La Curia al momento non commenta la presa di posizione del parroco del piccolo paese goriziano: “Nella chiesa tutti sono accolti, ma le responsabilità educative richiedono alcune prerogative fondamentali, come condividere e credere, con l’insegnamento e con l’esempio, le mete, le finalità della Chiesa nei vari aspetti della vita cristiana – scrive don Fragiacomo – Sulla famiglia la Chiesa annuncia la grandezza e bellezza del matrimonio tra un uomo e una donna. Un messaggio che percorre tutta la Bibbia e che la fede in Cristo rende possibile. Come cristiani, dunque, siamo chiamati ad annunciare il modello di famiglia indicata da Gesù: quella fondata nell’amore tra un uomo e una donna uniti nel sacramento del matrimonio”.

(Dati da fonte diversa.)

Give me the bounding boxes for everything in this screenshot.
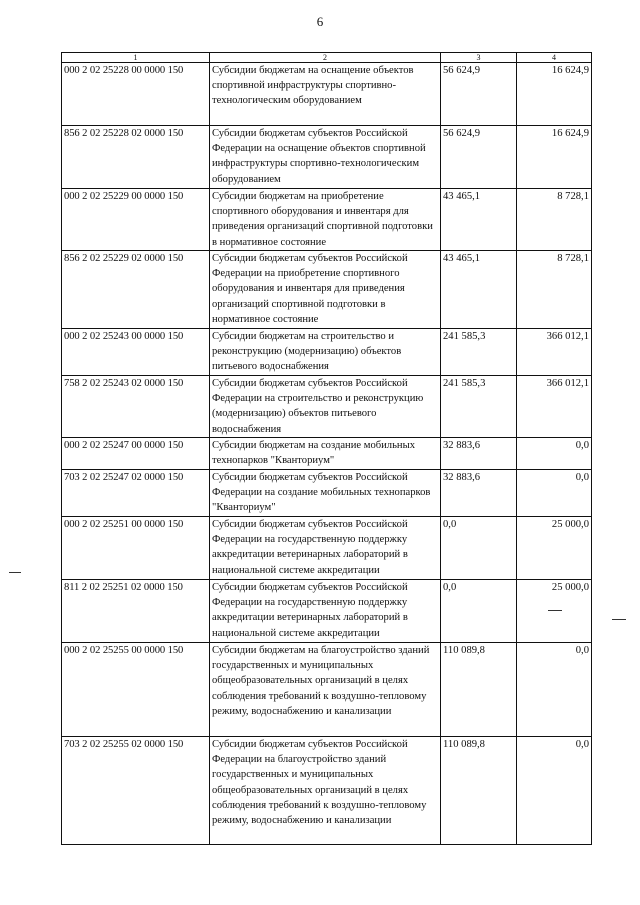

Di Just, insomma, dovrebbe andarsene e lasciare la sua comunità scout. I ‘colleghi’ capi al momento tacciono, mentre una ragazza dell’Agesci al termine della cerimonia civile – celebrata dal sindaco Riccardo Marchesan – ha augurato “Buona strada” all’educatore e al suo compagno, consigliere eletto in una lista civica di maggioranza. Una sala gremita e festante, con circa 300 persone presenti tra i quali c’era, come racconta Il Piccolo, anche il vice del parroco, don Genio Biasiol che è intervenuto durante la cerimonia “come amico della coppia e come prete”.

Ma il suo superiore è amareggiato e irremovibile: la condizione di educatore scout è incompatibile con l’unione civile. “Come cittadino ognuno può fare ciò che gli consente la legge dello Stato. Come cristiano, però, devo tener conto di quale sia la volontà di Dio sulle scelte della mia vita. Come educatore cristiano, in più, devo tener conto della missione e delle linee educative della Chiesa e della mia Associazione cattolica – si legge nel bollettino – Una cosa è essere accolti, un’altra è assumere responsabilità educative”.